Nachfolge zwischen Marktplatz und Wüste
Predigt beim Silbernen Professjubiläum von Sr. Dominika Meier OSF
im Kloster St. Elisabeth am Sonntag, den 15. März 2015
von Prälat Dr. Bertram Meier

Immer wieder stoßen wir in der Bibel auf Stellen, die uns geheimnisvoll anmuten. Aber vielleicht muss es so sein: Denn ein Glaube, der nach dem Inhalt greift oder ihn gar mit seiner Vernunft ergreifen will, ist am Ende kein Glaube mehr: Glaube ist im Geheimnis aufgehoben. Trotzdem gibt es Möglichkeiten, sich ins Geheimnis hinein zu tasten, gleichsam einzusteigen wie in einen tiefen Brunnen. Die Sprossen, auf denen wir ins Geheimnis einsteigen, sind Bilder und Symbole. Was schwingt mit, wenn wir aus dem Mund Jesu den geheimnisvollen Satz hören: „Wie Mose die Schlange in der Wüste erhöht hat, so muss der Menschensohn erhöht werden, damit jeder, der an ihn glaubt, in ihm das ewige Leben hat.“ (Joh 3,14f.)? Was kann dieses Wort uns sagen, die wir heute das Silberne Professjubiläum von Schwester Dominika feiern?
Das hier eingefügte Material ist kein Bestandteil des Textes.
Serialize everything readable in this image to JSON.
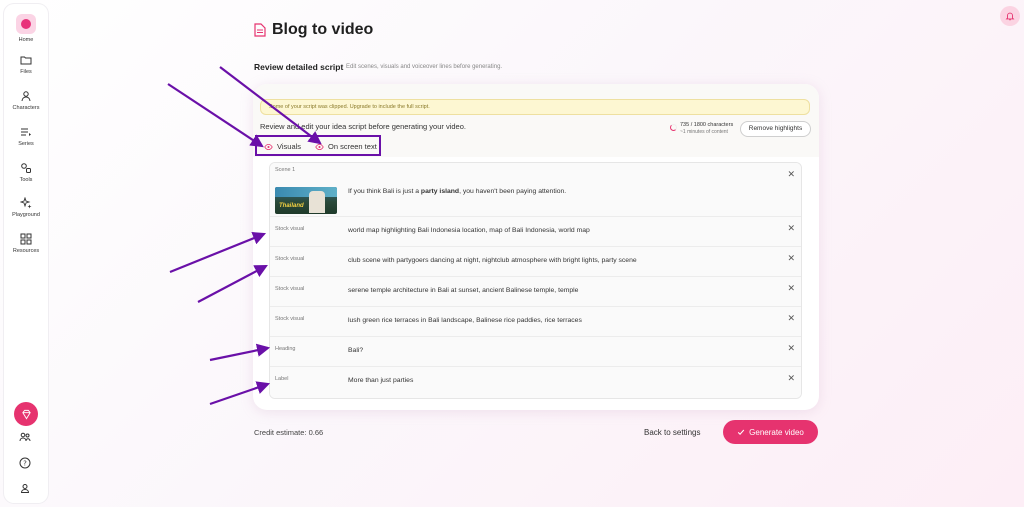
{
  "sidebar": {
    "items": [
      {
        "label": "Home",
        "icon": "home-icon"
      },
      {
        "label": "Files",
        "icon": "folder-icon"
      },
      {
        "label": "Characters",
        "icon": "person-icon"
      },
      {
        "label": "Series",
        "icon": "series-icon"
      },
      {
        "label": "Tools",
        "icon": "tools-icon"
      },
      {
        "label": "Playground",
        "icon": "sparkle-icon"
      },
      {
        "label": "Resources",
        "icon": "grid-icon"
      }
    ],
    "bottom_icons": [
      "gem-icon",
      "team-icon",
      "help-icon",
      "account-icon"
    ]
  },
  "header": {
    "title": "Blog to video",
    "section_title": "Review detailed script",
    "section_subtitle": "Edit scenes, visuals and voiceover lines before generating."
  },
  "card": {
    "warning": "Some of your script was clipped. Upgrade to include the full script.",
    "review_text": "Review and edit your idea script before generating your video.",
    "char_count": "735 / 1800 characters",
    "content_length": "~1 minutes of content",
    "remove_button": "Remove highlights",
    "toggles": {
      "visuals": "Visuals",
      "on_screen_text": "On screen text"
    }
  },
  "scene": {
    "label": "Scene 1",
    "thumbnail_text": "Thailand",
    "text_before": "If you think Bali is just a ",
    "text_bold": "party island",
    "text_after": ", you haven't been paying attention."
  },
  "rows": [
    {
      "type": "Stock visual",
      "text": "world map highlighting Bali Indonesia location, map of Bali Indonesia, world map"
    },
    {
      "type": "Stock visual",
      "text": "club scene with partygoers dancing at night, nightclub atmosphere with bright lights, party scene"
    },
    {
      "type": "Stock visual",
      "text": "serene temple architecture in Bali at sunset, ancient Balinese temple, temple"
    },
    {
      "type": "Stock visual",
      "text": "lush green rice terraces in Bali landscape, Balinese rice paddies, rice terraces"
    },
    {
      "type": "Heading",
      "text": "Bali?"
    },
    {
      "type": "Label",
      "text": "More than just parties"
    }
  ],
  "footer": {
    "credit": "Credit estimate: 0.66",
    "back": "Back to settings",
    "generate": "Generate video"
  },
  "colors": {
    "accent": "#e6336f",
    "annotation": "#6a10a8",
    "warning_bg": "#fdf7d2"
  }
}
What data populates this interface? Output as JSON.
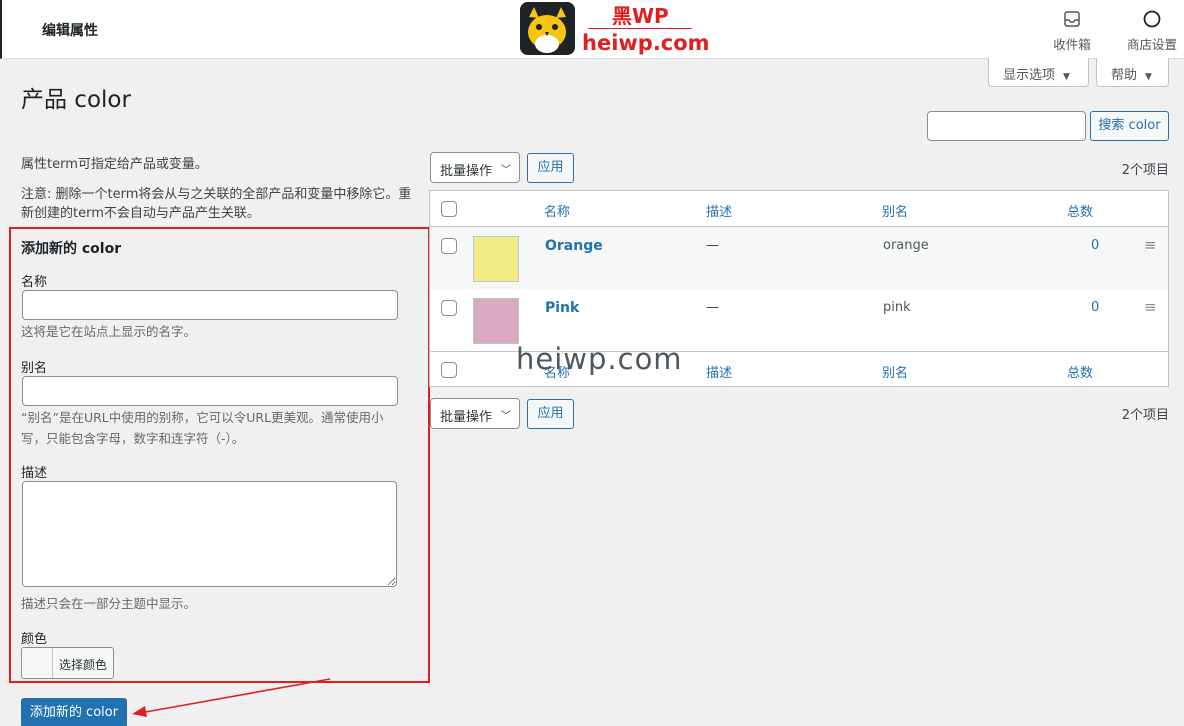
{
  "topbar": {
    "breadcrumb": "编辑属性",
    "logo_top": "黑WP",
    "logo_site": "heiwp.com",
    "inbox_label": "收件箱",
    "store_label": "商店设置"
  },
  "screen": {
    "options_label": "显示选项",
    "help_label": "帮助"
  },
  "page_title": "产品 color",
  "search": {
    "placeholder": "",
    "button_label": "搜索 color"
  },
  "intro": {
    "line1": "属性term可指定给产品或变量。",
    "line2": "注意: 删除一个term将会从与之关联的全部产品和变量中移除它。重新创建的term不会自动与产品产生关联。"
  },
  "form": {
    "title": "添加新的 color",
    "name_label": "名称",
    "name_value": "",
    "name_help": "这将是它在站点上显示的名字。",
    "slug_label": "别名",
    "slug_value": "",
    "slug_help": "“别名”是在URL中使用的别称，它可以令URL更美观。通常使用小写，只能包含字母，数字和连字符（-）。",
    "desc_label": "描述",
    "desc_value": "",
    "desc_help": "描述只会在一部分主题中显示。",
    "color_label": "颜色",
    "color_button": "选择颜色",
    "submit_label": "添加新的 color"
  },
  "bulk": {
    "label": "批量操作",
    "apply": "应用",
    "count": "2个项目"
  },
  "table": {
    "headers": {
      "name": "名称",
      "description": "描述",
      "slug": "别名",
      "total": "总数"
    },
    "rows": [
      {
        "color": "#eeec82",
        "name": "Orange",
        "description": "—",
        "slug": "orange",
        "total": "0"
      },
      {
        "color": "#dcaac0",
        "name": "Pink",
        "description": "—",
        "slug": "pink",
        "total": "0"
      }
    ]
  },
  "watermark": "heiwp.com",
  "colors": {
    "accent": "#2271b1",
    "highlight_red": "#e02020"
  }
}
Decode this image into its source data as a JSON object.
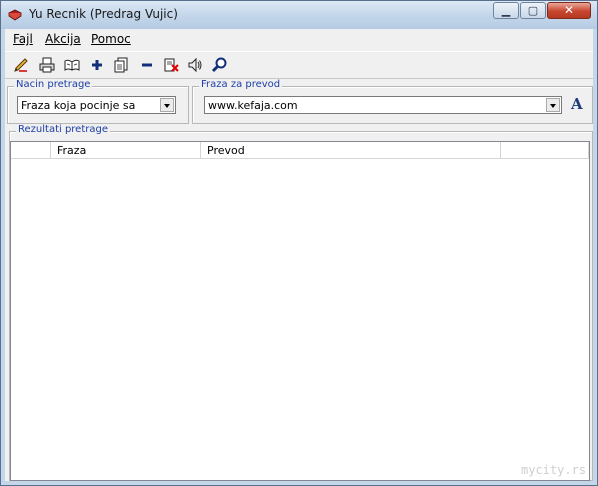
{
  "window": {
    "title": "Yu Recnik (Predrag Vujic)"
  },
  "menu": {
    "items": [
      "Fajl",
      "Akcija",
      "Pomoc"
    ]
  },
  "toolbar": {
    "buttons": [
      "edit-pen-icon",
      "print-icon",
      "dictionary-book-icon",
      "add-plus-icon",
      "import-document-icon",
      "remove-minus-icon",
      "delete-document-icon",
      "speaker-icon",
      "search-magnifier-icon"
    ]
  },
  "search_mode": {
    "label": "Nacin pretrage",
    "value": "Fraza koja pocinje sa"
  },
  "phrase": {
    "label": "Fraza za prevod",
    "value": "www.kefaja.com",
    "font_button": "A"
  },
  "results": {
    "label": "Rezultati pretrage",
    "columns": [
      "",
      "Fraza",
      "Prevod",
      ""
    ]
  },
  "watermark": "mycity.rs"
}
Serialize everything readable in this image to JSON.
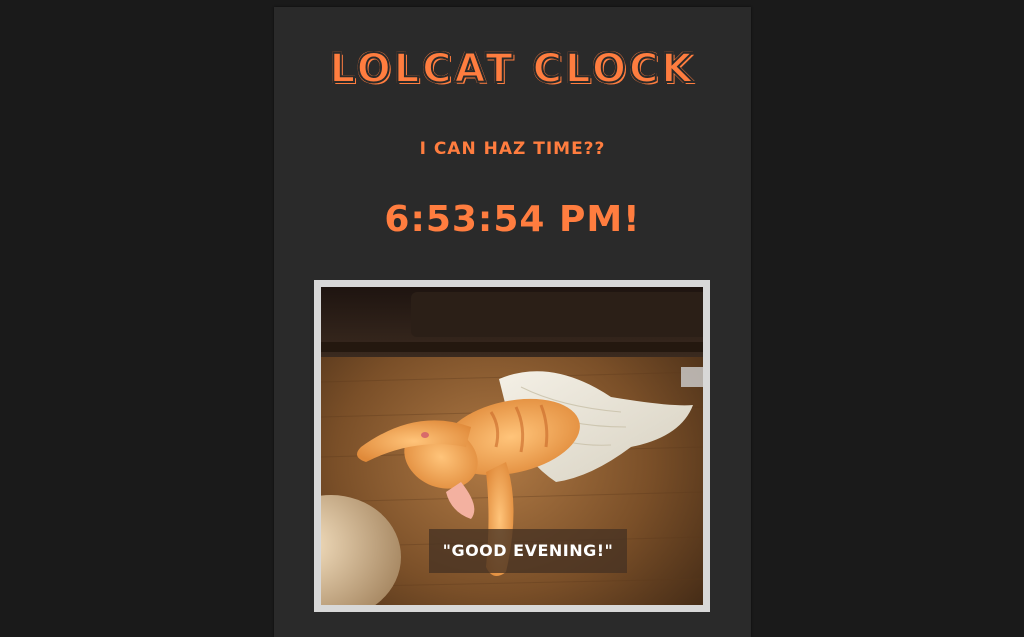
{
  "app": {
    "title": "LOLCAT CLOCK",
    "subtitle": "I CAN HAZ TIME??",
    "time_display": "6:53:54 PM!"
  },
  "image": {
    "caption": "\"GOOD EVENING!\"",
    "subject": "orange cat sleeping on carpet under towel"
  },
  "colors": {
    "page_background": "#1a1a1a",
    "panel_background": "#2a2a2a",
    "accent": "#ff7d3f",
    "frame": "#d8d8d8"
  }
}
Einen ersten Hinweis gibt uns die ägyptische Symbolik. Lesen wir, was im Buch Exodus steht, als Mose die Leitung des Volkes übernimmt: Mose hat einen Stab in der Hand – vergleichbar mit einem Marschall- oder Hirtenstab. Da fragt ihn der Herr: „Was hast du da in der Hand?“ Mose antwortet: “Einen Stab!“ „Wirf ihn auf die Erde!“, sagt der Herr. Da wird der Stab zu einer Schlange, und Mose weicht zurück. Der Herr aber ermuntert ihn: „Streck deine Hand aus und pack die Schlange am Schwanz!“ Mose streckt seine Hand aus und fasst sie am Schwanz. Da wird die Schlange wieder zum Stab. (vgl. Ex 2, 2-4)
Die ägyptische Symbolik sieht in der Schlange ein Zeichen für Macht und Gewalt. Die Schlange steht zudem für List und Tücke. Daher zierten die Kronen der unterägyptischen Herrscher Schlangensymbole. Ganz anders der Stab: Zeichen für Klarheit und Ehrlichkeit, auch Symbol für die Kraft des Wortes Gottes. Wenn nun Mose gefragt wird: Was hast du da in der Hand?, dann wird er vor die Wahl gestellt: Stützt du deine Autorität auf den Stab, d.h. auf mein Wort, auf Gottes Wort, oder setzt du mehr auf die Schlange, d.h. dein Kalkül, deine Strategie, deine Taktik? Mose entscheidet sich: Er setzt auf den Stab.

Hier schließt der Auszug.